No. An EOR significantly reduces PE risk by becoming the legal employer in the host country, which weakens the argument that the parent has a fixed place of business or dependent agent there.

But tax authorities can and do look through EOR arrangements when the role itself implies authority to bind the parent in commercial deals. For high-risk roles, mitigate through job description, signing authority limits, and ideally a local entity.

Can we just pay an international hire as a contractor?

Only if they genuinely operate as a contractor: multiple clients, control over their own working methods, ability to subcontract, no integration into your team.

A full-time exclusive worker following your direction is an employee under most countries’ tests, regardless of what the contract says.

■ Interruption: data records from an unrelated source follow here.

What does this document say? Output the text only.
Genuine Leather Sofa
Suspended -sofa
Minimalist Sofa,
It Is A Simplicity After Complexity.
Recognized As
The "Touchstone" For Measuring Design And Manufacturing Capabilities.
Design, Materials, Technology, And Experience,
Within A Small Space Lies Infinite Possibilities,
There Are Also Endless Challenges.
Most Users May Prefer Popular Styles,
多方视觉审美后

Misclassification penalties typically include backdated employer contributions, withholding tax, interest, and fines, and they are routinely enforced.

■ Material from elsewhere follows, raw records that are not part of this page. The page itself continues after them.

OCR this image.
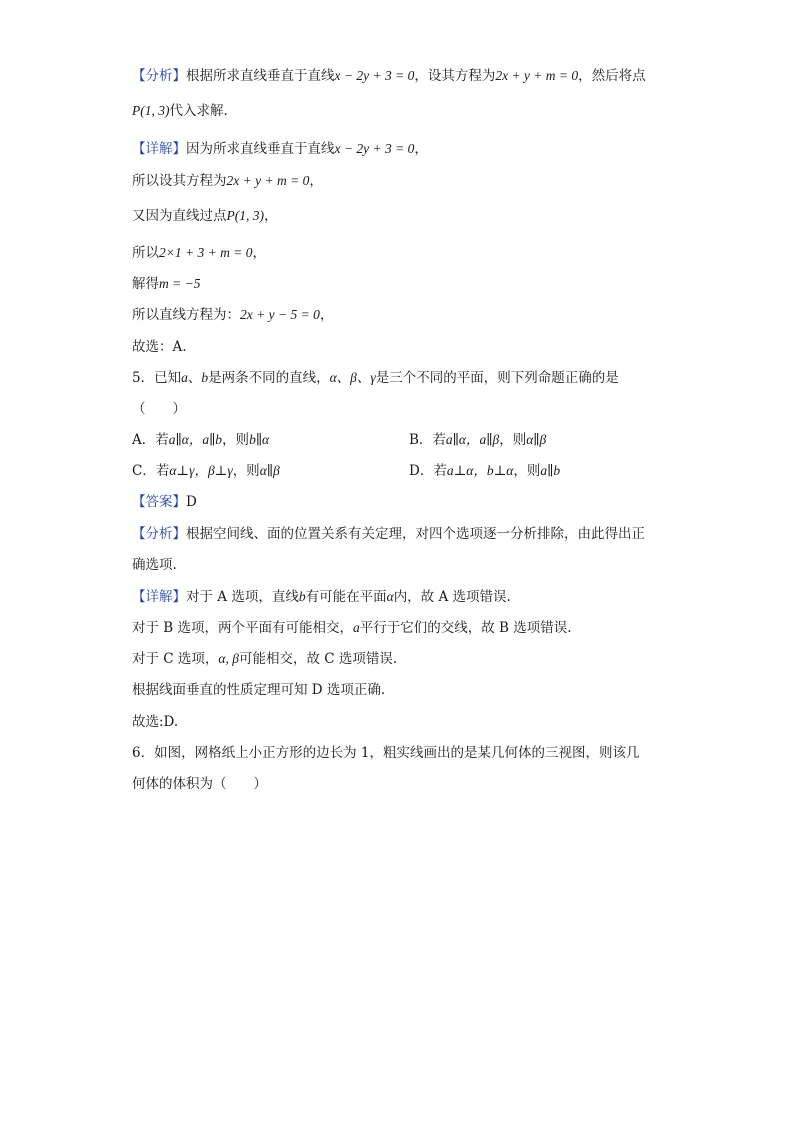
【分析】根据所求直线垂直于直线x − 2y + 3 = 0，设其方程为2x + y + m = 0，然后将点
P(1, 3)代入求解.
【详解】因为所求直线垂直于直线x − 2y + 3 = 0，
所以设其方程为2x + y + m = 0，
又因为直线过点P(1, 3)，
所以2×1 + 3 + m = 0，
解得m = −5
所以直线方程为：2x + y − 5 = 0，
故选：A.
5．已知a、b是两条不同的直线，α、β、γ是三个不同的平面，则下列命题正确的是
（　　）
A．若a∥α，a∥b，则b∥α	B．若a∥α，a∥β，则α∥β
C．若α⊥γ，β⊥γ，则α∥β	D．若a⊥α，b⊥α，则a∥b
【答案】D
【分析】根据空间线、面的位置关系有关定理，对四个选项逐一分析排除，由此得出正
确选项.
【详解】对于 A 选项，直线b有可能在平面α内，故 A 选项错误.
对于 B 选项，两个平面有可能相交，a平行于它们的交线，故 B 选项错误.
对于 C 选项，α, β可能相交，故 C 选项错误.
根据线面垂直的性质定理可知 D 选项正确.
故选:D.
6．如图，网格纸上小正方形的边长为 1，粗实线画出的是某几何体的三视图，则该几
何体的体积为（　　）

Who pays employer social contributions when we use an EOR?

Mechanically, the EOR pays them to the host country authority. Economically, the company pays them as part of the EOR invoice each month. The contributions are passed through at cost.

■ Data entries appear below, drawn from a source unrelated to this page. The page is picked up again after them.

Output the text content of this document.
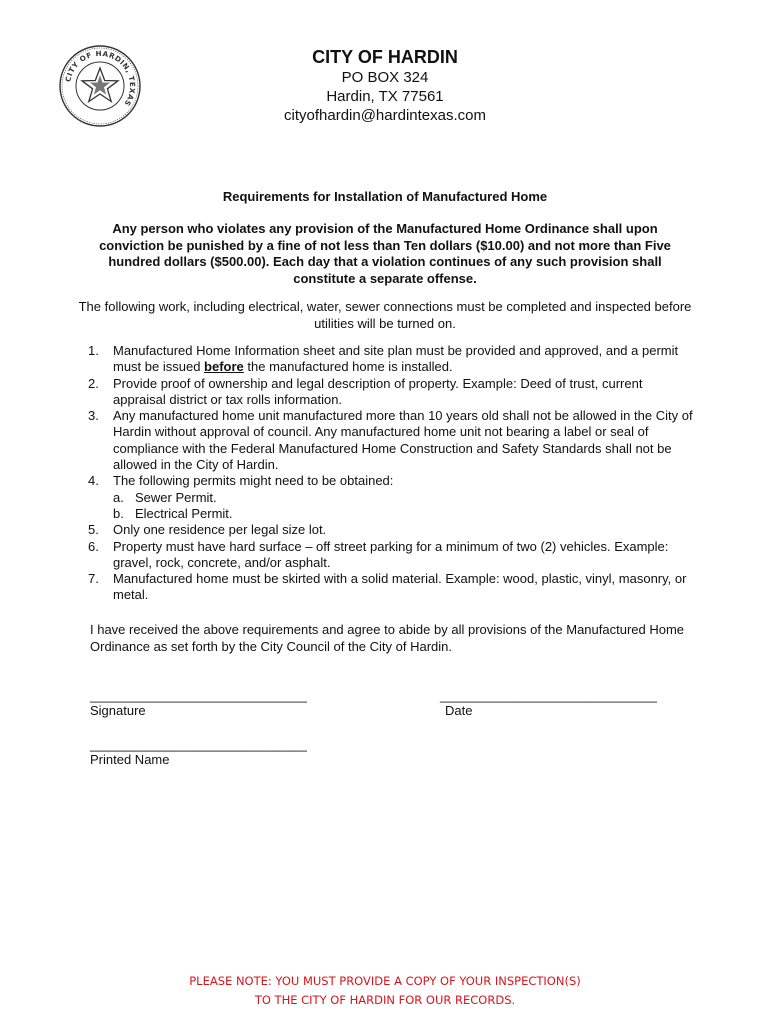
CITY OF HARDIN, TEXAS
CITY OF HARDIN
PO BOX 324
Hardin, TX 77561
cityofhardin@hardintexas.com
Requirements for Installation of Manufactured Home
Any person who violates any provision of the Manufactured Home Ordinance shall upon conviction be punished by a fine of not less than Ten dollars ($10.00) and not more than Five hundred dollars ($500.00). Each day that a violation continues of any such provision shall constitute a separate offense.
The following work, including electrical, water, sewer connections must be completed and inspected before utilities will be turned on.
1. Manufactured Home Information sheet and site plan must be provided and approved, and a permit must be issued before the manufactured home is installed.
2. Provide proof of ownership and legal description of property. Example: Deed of trust, current appraisal district or tax rolls information.
3. Any manufactured home unit manufactured more than 10 years old shall not be allowed in the City of Hardin without approval of council. Any manufactured home unit not bearing a label or seal of compliance with the Federal Manufactured Home Construction and Safety Standards shall not be allowed in the City of Hardin.
4. The following permits might need to be obtained:
a. Sewer Permit.
b. Electrical Permit.
5. Only one residence per legal size lot.
6. Property must have hard surface – off street parking for a minimum of two (2) vehicles. Example: gravel, rock, concrete, and/or asphalt.
7. Manufactured home must be skirted with a solid material. Example: wood, plastic, vinyl, masonry, or metal.
I have received the above requirements and agree to abide by all provisions of the Manufactured Home Ordinance as set forth by the City Council of the City of Hardin.
______________________________
Signature
______________________________
Date
______________________________
Printed Name
PLEASE NOTE: YOU MUST PROVIDE A COPY OF YOUR INSPECTION(S)
TO THE CITY OF HARDIN FOR OUR RECORDS.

The EOR’s margin is on the service fee, not on the social charges.

How does a tax treaty actually protect an employee from double taxation?

The treaty assigns primary taxing rights to one country (usually the country of residence) and requires the other country to grant a credit or exemption for tax already paid.

The employee usually claims the relief on their tax return by filing a treaty position or residency certificate. Without a treaty, both countries can tax the same income with no relief, and the employee bears the cost.

What is the cheapest country to hire a senior employee in, on a fully loaded basis?

Among major markets, Singapore is the cheapest for foreign hires on Employment Pass (no CPF). The UK is the cheapest for local hires (employer NI 13.8%). France and Brazil are the most expensive.

The cost gap between cheapest and most expensive can exceed 40 percentage points of gross salary.

How long does it take to set up a local entity instead of using an EOR?

Three to six months in most major markets, plus 30,000 to 60,000 dollars per year in ongoing compliance costs. Below ten employees in a country, the EOR is almost always cheaper and faster. Above ten, the entity usually wins on unit economics.

Do I need to withhold tax from a remote international hire?

Yes, in almost every case. Most countries require the employer in the host country to withhold income tax at source. If you do not have a host-country employer entity, you cannot withhold compliantly, which is why companies use an EOR.

Paying the employee gross and asking them to settle their own tax is generally not a legitimate option.

Can the employee deduct expat-related expenses?

It depends on the country. The Netherlands 30% ruling, the UK overseas workday relief, and various impatriate regimes in France, Italy, Spain, and Portugal can substantially reduce the employee’s taxable income for a defined period.

Always check if the host country offers an expat regime before finalizing compensation, because the after-tax delta can be 10 to 20 percentage points.